12巻ぶりであり、14年ぶりであり、147チャプターを挟んでの「2」。ライオンの全話のサブタイトルとあらすじをスプレッドシートで管理しているのだが、前代未聞のことである。

目次の時点で驚きと興奮をもって、18巻を読み進めたのだが、読み終えたときにはちょっと自分でもびっくりするくらい落ち込んでしまった。「冒険者たち」を冠するエピソードに、「海を旅する冒険者」として描かれてきたはずの二海堂が出てこなかったのだ。物語は、島田と零の物語だった。

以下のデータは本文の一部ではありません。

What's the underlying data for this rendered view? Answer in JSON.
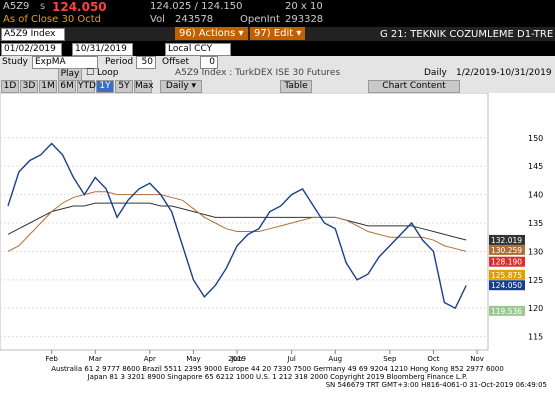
{
  "header": {
    "ticker": "A5Z9",
    "flag": "s",
    "last": "124.050",
    "bid_ask": "124.025 / 124.150",
    "size": "20 x 10",
    "as_of": "As of Close 30 Octd",
    "vol_label": "Vol",
    "vol": "243578",
    "oi_label": "OpenInt",
    "oi": "293328"
  },
  "toolbar": {
    "security": "A5Z9 Index",
    "actions": "96) Actions ▾",
    "edit": "97) Edit ▾",
    "page_title": "G 21: TEKNIK COZUMLEME D1-TRE",
    "start_date": "01/02/2019",
    "end_date": "10/31/2019",
    "currency": "Local CCY",
    "study_label": "Study",
    "study": "ExpMA",
    "period_label": "Period",
    "period": "50",
    "offset_label": "Offset",
    "offset": "0",
    "play": "Play",
    "loop": "Loop",
    "chart_name": "A5Z9 Index : TurkDEX ISE 30 Futures",
    "frequency": "Daily",
    "range": "1/2/2019-10/31/2019",
    "periods": [
      "1D",
      "3D",
      "1M",
      "6M",
      "YTD",
      "1Y",
      "5Y",
      "Max"
    ],
    "freq_menu": "Daily ▾",
    "table": "Table",
    "chart_content": "Chart Content"
  },
  "chart_data": {
    "type": "line",
    "year_label": "2019",
    "categories": [
      null,
      null,
      null,
      null,
      "Feb",
      null,
      null,
      null,
      "Mar",
      null,
      null,
      null,
      null,
      "Apr",
      null,
      null,
      null,
      "May",
      null,
      null,
      null,
      "Jun",
      null,
      null,
      null,
      null,
      "Jul",
      null,
      null,
      null,
      "Aug",
      null,
      null,
      null,
      null,
      "Sep",
      null,
      null,
      null,
      "Oct",
      null,
      null,
      null,
      "Nov",
      null
    ],
    "series": [
      {
        "color": "#333333",
        "values": [
          133,
          134,
          135,
          136,
          137,
          137.5,
          138,
          138,
          138.5,
          138.5,
          138.5,
          138.5,
          138.5,
          138.5,
          138,
          138,
          137.5,
          137,
          136.5,
          136,
          136,
          136,
          136,
          136,
          136,
          136,
          136,
          136,
          136,
          136,
          136,
          135.5,
          135,
          134.5,
          134.5,
          134.5,
          134.5,
          134.5,
          134,
          133.5,
          133,
          132.5,
          132,
          null,
          null
        ]
      },
      {
        "color": "#b0703a",
        "values": [
          130,
          131,
          133,
          135,
          137,
          138.5,
          139.5,
          140,
          140.5,
          140.5,
          140,
          140,
          140,
          140,
          140,
          139.5,
          139,
          137.5,
          136,
          135,
          134,
          133.5,
          133.5,
          133.5,
          134,
          134.5,
          135,
          135.5,
          136,
          136,
          136,
          135.5,
          134.5,
          133.5,
          133,
          132.5,
          132.5,
          132.5,
          132.5,
          132,
          131,
          130.5,
          130,
          null,
          null
        ]
      },
      {
        "color": "#1a3f8a",
        "values": [
          138,
          144,
          146,
          147,
          149,
          147,
          143,
          140,
          143,
          141,
          136,
          139,
          141,
          142,
          140,
          137,
          131,
          125,
          122,
          124,
          127,
          131,
          133,
          134,
          137,
          138,
          140,
          141,
          138,
          135,
          134,
          128,
          125,
          126,
          129,
          131,
          133,
          135,
          132,
          130,
          121,
          120,
          124,
          null,
          null
        ]
      }
    ],
    "ylim": [
      113,
      157
    ],
    "yticks": [
      115,
      120,
      125,
      130,
      135,
      140,
      145,
      150
    ],
    "grid": true,
    "last_value_labels": [
      {
        "value": 132.019,
        "label": "132.019",
        "color": "#333333"
      },
      {
        "value": 130.259,
        "label": "130.259",
        "color": "#b0703a"
      },
      {
        "value": 128.19,
        "label": "128.190",
        "color": "#d83030"
      },
      {
        "value": 125.875,
        "label": "125.875",
        "color": "#e0a000"
      },
      {
        "value": 124.05,
        "label": "124.050",
        "color": "#1a3f8a"
      },
      {
        "value": 119.536,
        "label": "119.536",
        "color": "#9ac890"
      }
    ]
  },
  "footer": {
    "line1": "Australia 61 2 9777 8600 Brazil 5511 2395 9000 Europe 44 20 7330 7500 Germany 49 69 9204 1210 Hong Kong 852 2977 6000",
    "line2": "Japan 81 3 3201 8900       Singapore 65 6212 1000       U.S. 1 212 318 2000       Copyright 2019 Bloomberg Finance L.P.",
    "line3": "SN 546679 TRT  GMT+3:00 H816-4061-0 31-Oct-2019 06:49:05"
  }
}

もちろん冒険者「たち」だ。『3月のライオン』は零とそれを取り巻く人たちを描いている。誰もが冒険者ということなのだろう。と思うが、自分が特別に二海堂に思い入れを持っているだけに、「あるはずの香子と零の物語が描かれなかった」という妄想と同じように「羽海野先生は二海堂よりも島田の方が大事になってしまったのかな」などと思ってしまうのだった。

まとめ

冒頭に書いたように、

これは、粗探しではなく、思い込みであり、歪な愛の形である。

全然見当違いのことを言っているかもしれないし、なんせまだ未完である。最後の単行本で何が起きるかわからない。このあとどんな話が紡がれるか。思い入れたっぷりに、既刊を読み返しながら、この長い物語の完結を楽しみに待とうと思う。

羽海野チカ先生におかれましては、どうぞお体を大事に、ゆっくりでもよいので気の済むまでこの素晴らしい物語の最後を描ききってください。

onishiアドベントカレンダー2025、14日目でした。